Watch out for these easily overlooked pet health issues

For Howard Magazine
Roundworms, heartworm, high blood pressure, oh my! Watch out for these health issues in your pet.

We’ve covered some of the important pet health maintenance issues most likely to be overlooked or undervalued by well-meaning owners: dental health and weight management. This time, we’ll examine intestinal parasites, feline heartworm disease and hypertension.

Worms, worms, worms

Roundworms, tapeworms, hookworms and whipworms are not an appetizing subject, but they are common ailments that can make dogs and cats quite sick. They may even be fatal, especially for puppies and kittens, older pets or those weakened by other illnesses. The best way to detect the presence of parasites is a stool sample lab test, which is typically part of a pet’s annual checkup. Yet some pet owners forget to bring a fresh stool sample.

This lab test plays a crucial part in keeping our cats and dogs healthy, since common symptoms of parasite infestation (diarrhea, weight loss, dry hair and general poor appearance and vomiting) may resemble those of other illnesses. Some parasites don’t cause any noticeable symptoms at all; some worm eggs or larvae may remain dormant in an animal’s body and activate only in times of stress. Roundworms and hookworms may be inactive until late stages of pregnancy when they revive and infest the unborn puppies and kittens.

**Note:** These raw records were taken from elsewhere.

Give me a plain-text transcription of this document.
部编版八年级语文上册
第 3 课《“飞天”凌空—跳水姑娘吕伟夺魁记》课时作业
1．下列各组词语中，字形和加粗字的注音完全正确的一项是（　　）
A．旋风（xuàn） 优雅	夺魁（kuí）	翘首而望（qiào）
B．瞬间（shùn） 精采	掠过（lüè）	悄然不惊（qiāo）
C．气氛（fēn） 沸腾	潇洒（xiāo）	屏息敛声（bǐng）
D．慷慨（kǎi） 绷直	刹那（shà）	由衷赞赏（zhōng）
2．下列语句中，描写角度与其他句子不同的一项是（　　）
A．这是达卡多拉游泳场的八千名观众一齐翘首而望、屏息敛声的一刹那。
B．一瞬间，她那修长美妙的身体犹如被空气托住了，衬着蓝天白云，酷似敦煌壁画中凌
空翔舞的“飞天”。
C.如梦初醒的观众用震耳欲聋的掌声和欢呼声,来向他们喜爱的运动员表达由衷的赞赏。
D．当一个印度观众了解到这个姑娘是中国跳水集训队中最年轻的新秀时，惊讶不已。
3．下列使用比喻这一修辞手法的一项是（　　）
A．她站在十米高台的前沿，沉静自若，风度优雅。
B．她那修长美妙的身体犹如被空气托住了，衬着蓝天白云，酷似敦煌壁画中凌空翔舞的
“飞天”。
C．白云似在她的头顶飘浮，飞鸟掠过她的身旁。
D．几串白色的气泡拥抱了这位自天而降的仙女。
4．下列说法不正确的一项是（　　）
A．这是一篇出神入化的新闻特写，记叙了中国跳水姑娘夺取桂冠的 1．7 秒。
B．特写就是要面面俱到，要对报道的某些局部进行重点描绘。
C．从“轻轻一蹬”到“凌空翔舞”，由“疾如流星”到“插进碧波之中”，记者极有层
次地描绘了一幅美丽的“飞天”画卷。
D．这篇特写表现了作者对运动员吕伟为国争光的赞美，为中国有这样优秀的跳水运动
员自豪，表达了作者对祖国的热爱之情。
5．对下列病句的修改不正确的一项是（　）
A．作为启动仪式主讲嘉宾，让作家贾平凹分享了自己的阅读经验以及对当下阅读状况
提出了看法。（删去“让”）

Cats allowed outside without supervision are especially prone to worms since they love to hunt and eat parasite-carrying rodents, and they are routinely exposed to places where other animals defecate. Cats with fleas are also more likely to get tapeworms and, if they don’t get regular preventive health care, are at generally higher risk for internal parasites. Preventive measures for cats include keeping them indoors to minimize exposure to parasite sources; keeping your pets, home and yard flea-free; and wearing gloves and/or washing hands thoroughly tending litter boxes, which should be cleaned and have litter changed often.

If parasites are detected and identified, your veterinarian will prescribe a deworming product to best targets the particular parasite. We suggest avoiding over-the-counter dewormers, which may not be as effective. Never use dewormer without a vet’s supervision; pets with persistent cases should be checked more frequently and may need year-round maintenance treatment. While it’s not possible to totally prevent intestinal parasites, we recommend that dog owners clean up solid waste immediately and cat owners clean out litter boxes often. If you take your pup to a dog park, where it’s easy for parasites to be spread, it’s extra important to have your dog checked more often by your vet.

In addition, under certain conditions intestinal parasites can be spread from pets to their humans, with kids most at risk if they play in spots where dog, cat or raccoon feces may be present, such as in a sandbox. Your veterinarian can suggest preventive sanitary measures to limit this risk.

Achy-breaky heartworm

While heartworm, a parasitic roundworm, may be more commonly associated with dogs, cats should also be tested annually and given regular preventive treatment. Outdoor cats are twice as likely to get heartworm disease as indoor cats — but indoor living status is no guaranteed protection, since heartworm larvae are spread by mosquito bites, and mosquitoes don’t always stay outside. Feline heartworm symptoms may include coughing, labored raspy breathing and vomiting; a complete examination sometimes reveals a heart murmur or irregular heartbeat.

As in humans, high blood pressure (hypertension) can affect and damage the heart, kidneys, eyes and nervous system. In early stages, hypertension may have no symptoms at all, or only mild ones. As it progresses, symptoms in cats and dogs may include seizures, disorientation, eye hemorrhages, blindness, blood in the urine, bleeding from the nose, swollen or shrunken kidneys, heart murmurs and weakness on one side of the body or in the legs.

(Blood) pressure’s on

While hypertension causes may be difficult to pinpoint, veterinarians measure blood pressure with a small version of the inflatable cuff humans use, placed on a cat’s paw or tail (though it’s not always easy to get cats to remain still long enough to get an accurate reading). Five to seven measurements, factoring in an animal’s stress level, usually give us accurate enough readings for diagnosis.

As for treatment, we try to deal with the underlying cause, if one can be identified. If not, then lifelong medication (either calcium channel blocker or beta-blocker) can keep hypertension under control, along with possible dietary changes including low-sodium food.

Your veterinarian can answer all your questions and provide more detailed information on any of these important things you can do to maintain your pet’s optimum health.